A Systematic Review of Loneliness and Common Chronic Physical Conditions in Adults
Trisha Petitte1, Jennifer Mallow1, 4, Emily Barnes1, Ashley Petrone2, 3, Taura Barr1, 2, 3, 4, Laurie Theeke1, 4, *
Identifiers and Pagination:Year: 2015
First Page: 113
Last Page: 132
Publisher Id: TOPSYJ-8-113
Article History:Received Date: 25/10/2014
Revision Received Date: 30/01/2015
Acceptance Date: 02/02/2015
Electronic publication date: 15/5/2015
Collection year: 2015
open-access license: This is an open access article distributed under the terms of the Creative Commons Attribution 4.0 International Public License (CC-BY 4.0), a copy of which is available at: (https://creativecommons.org/licenses/by/4.0/legalcode). This license permits unrestricted use, distribution, and reproduction in any medium, provided the original author and source are credited.
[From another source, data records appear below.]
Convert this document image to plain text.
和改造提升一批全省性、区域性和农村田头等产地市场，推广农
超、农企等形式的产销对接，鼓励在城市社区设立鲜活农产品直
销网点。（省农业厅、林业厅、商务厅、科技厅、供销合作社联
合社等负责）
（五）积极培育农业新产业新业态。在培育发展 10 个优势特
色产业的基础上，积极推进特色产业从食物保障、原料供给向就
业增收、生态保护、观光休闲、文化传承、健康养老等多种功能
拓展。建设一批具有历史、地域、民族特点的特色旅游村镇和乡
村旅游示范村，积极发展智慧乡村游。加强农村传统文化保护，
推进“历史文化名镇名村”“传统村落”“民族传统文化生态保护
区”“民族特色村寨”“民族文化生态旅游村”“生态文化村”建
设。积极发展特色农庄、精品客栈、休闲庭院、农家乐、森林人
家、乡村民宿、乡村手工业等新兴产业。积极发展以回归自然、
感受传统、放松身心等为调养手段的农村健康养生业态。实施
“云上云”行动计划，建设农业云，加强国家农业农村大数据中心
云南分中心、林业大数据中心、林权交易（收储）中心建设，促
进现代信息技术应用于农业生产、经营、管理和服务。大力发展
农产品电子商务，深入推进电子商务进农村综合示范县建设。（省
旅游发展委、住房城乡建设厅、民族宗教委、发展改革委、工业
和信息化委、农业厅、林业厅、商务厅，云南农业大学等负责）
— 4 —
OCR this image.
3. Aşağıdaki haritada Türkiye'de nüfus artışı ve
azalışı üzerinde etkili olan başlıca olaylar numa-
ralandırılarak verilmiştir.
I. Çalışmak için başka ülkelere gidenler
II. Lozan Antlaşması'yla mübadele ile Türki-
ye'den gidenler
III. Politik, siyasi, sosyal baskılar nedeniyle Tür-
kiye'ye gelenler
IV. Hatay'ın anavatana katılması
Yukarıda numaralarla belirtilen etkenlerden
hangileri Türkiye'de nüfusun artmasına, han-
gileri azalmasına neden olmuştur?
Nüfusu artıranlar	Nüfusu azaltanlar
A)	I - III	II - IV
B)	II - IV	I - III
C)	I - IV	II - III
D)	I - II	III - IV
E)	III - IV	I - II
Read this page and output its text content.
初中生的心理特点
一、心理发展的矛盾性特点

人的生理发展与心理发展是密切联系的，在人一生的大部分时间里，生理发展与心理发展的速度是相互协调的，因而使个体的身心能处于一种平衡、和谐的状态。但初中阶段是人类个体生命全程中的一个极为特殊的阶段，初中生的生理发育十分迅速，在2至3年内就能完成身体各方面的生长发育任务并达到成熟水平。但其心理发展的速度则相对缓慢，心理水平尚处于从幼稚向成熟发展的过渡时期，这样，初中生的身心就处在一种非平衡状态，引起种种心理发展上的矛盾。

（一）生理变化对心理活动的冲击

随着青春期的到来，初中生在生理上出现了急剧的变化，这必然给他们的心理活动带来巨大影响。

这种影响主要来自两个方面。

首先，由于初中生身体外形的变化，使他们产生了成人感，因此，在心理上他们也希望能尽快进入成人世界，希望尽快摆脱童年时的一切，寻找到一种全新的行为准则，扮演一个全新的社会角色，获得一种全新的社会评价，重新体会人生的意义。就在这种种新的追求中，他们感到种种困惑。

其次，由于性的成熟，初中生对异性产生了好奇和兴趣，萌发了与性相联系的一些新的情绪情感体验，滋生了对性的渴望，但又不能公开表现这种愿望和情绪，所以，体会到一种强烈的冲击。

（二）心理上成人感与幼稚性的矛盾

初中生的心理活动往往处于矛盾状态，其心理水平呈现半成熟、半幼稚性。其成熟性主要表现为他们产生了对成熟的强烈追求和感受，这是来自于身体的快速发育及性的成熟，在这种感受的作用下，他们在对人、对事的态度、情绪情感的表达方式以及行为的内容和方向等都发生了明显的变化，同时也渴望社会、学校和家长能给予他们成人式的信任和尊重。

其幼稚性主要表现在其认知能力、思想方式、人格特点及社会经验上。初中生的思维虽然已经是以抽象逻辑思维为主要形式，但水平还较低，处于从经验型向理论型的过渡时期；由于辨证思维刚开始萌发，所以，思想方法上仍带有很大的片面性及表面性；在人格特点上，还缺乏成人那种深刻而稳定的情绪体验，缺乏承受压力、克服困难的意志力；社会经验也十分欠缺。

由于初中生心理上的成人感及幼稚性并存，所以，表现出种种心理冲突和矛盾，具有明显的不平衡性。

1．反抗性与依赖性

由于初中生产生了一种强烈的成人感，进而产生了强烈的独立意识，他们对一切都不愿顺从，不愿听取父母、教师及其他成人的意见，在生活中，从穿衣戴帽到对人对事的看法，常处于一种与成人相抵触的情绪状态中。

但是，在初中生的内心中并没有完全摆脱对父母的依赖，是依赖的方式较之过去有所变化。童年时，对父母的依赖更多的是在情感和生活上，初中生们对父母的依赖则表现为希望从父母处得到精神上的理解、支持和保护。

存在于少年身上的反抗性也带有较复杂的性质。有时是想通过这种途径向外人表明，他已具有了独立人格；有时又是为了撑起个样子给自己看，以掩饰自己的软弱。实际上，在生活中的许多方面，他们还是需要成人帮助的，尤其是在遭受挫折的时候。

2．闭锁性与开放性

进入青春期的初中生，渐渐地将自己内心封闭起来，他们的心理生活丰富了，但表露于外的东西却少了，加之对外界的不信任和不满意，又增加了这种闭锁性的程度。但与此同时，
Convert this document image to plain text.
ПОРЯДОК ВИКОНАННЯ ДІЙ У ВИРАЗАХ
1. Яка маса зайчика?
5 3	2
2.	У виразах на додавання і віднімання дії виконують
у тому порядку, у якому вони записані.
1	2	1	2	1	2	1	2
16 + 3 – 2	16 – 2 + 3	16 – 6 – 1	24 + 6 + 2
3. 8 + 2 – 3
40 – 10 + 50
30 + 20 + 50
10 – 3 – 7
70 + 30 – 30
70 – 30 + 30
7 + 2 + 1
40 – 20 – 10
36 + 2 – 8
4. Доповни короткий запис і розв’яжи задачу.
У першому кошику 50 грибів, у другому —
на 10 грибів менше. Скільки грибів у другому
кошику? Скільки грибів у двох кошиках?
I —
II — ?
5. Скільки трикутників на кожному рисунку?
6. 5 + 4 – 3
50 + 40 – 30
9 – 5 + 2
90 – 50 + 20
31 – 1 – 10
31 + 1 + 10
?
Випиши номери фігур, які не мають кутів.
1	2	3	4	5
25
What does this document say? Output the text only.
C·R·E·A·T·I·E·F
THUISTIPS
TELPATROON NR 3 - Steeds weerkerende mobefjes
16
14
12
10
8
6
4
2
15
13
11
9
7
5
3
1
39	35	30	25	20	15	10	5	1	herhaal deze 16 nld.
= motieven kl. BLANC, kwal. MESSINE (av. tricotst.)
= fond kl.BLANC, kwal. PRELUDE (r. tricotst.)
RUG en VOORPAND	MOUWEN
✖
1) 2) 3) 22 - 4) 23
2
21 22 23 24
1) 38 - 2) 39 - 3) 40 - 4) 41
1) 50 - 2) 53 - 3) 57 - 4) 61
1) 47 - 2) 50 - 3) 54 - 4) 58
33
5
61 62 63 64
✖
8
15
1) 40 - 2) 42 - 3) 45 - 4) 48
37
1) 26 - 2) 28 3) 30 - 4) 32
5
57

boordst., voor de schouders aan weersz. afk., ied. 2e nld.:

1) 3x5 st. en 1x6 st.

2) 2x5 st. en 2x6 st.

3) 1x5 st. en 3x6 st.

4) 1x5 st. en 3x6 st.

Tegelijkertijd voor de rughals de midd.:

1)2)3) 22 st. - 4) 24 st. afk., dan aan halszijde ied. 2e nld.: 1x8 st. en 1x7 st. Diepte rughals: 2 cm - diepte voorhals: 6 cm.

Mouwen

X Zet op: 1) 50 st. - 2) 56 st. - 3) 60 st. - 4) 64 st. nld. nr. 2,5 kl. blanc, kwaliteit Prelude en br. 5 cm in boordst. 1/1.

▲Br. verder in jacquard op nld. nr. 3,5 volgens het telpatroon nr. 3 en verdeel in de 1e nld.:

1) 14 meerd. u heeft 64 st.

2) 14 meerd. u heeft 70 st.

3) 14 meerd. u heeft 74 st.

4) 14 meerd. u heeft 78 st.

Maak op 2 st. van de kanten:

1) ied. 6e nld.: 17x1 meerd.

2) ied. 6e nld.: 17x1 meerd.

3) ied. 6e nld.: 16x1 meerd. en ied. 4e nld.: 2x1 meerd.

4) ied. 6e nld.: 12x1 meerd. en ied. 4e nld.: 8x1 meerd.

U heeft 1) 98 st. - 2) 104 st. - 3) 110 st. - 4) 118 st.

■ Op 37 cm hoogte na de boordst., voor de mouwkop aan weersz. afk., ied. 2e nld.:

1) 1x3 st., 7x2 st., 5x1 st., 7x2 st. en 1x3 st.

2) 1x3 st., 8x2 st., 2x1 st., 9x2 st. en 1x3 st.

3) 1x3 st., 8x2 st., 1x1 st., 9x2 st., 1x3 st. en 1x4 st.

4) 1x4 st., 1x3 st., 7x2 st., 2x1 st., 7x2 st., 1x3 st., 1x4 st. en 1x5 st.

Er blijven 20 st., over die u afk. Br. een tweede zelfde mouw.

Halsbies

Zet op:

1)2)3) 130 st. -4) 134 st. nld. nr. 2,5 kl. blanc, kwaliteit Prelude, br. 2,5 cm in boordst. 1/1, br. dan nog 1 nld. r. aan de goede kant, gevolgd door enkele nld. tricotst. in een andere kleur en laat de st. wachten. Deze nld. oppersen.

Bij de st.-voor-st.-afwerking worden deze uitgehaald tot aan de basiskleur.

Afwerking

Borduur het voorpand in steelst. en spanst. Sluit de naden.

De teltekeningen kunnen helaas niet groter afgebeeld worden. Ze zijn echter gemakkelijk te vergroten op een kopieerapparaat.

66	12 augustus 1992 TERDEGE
Loneliness is a prevalent and global problem for adult populations and has been linked to multiple chronic conditions in quantitative studies. This paper presents a systematic review of quantitative studies that examined the links between loneliness and common chronic conditions including: heart disease, hypertension, stroke, lung disease, and metabolic disorders. A comprehensive literature search process guided by the PRISMA statement led to the inclusion of 33 articles that measure loneliness in chronic illness populations. Loneliness is a significant biopsychosocial stressor that is prevalent in adults with heart disease, hypertension, stroke, and lung disease. The relationships among loneliness, obesity, and metabolic disorders are understudied but current research indicates that loneliness is associated with obesity and with psychological stress in obese persons. Limited interventions have demonstrated long-term effectiveness for reducing loneliness in adults with these same chronic conditions. Future longitudinal randomized trials that enhance knowledge of how diminishing loneliness can lead to improved health outcomes in persons with common chronic conditions would continue to build evidence to support the translation of findings to recommendations for clinical care.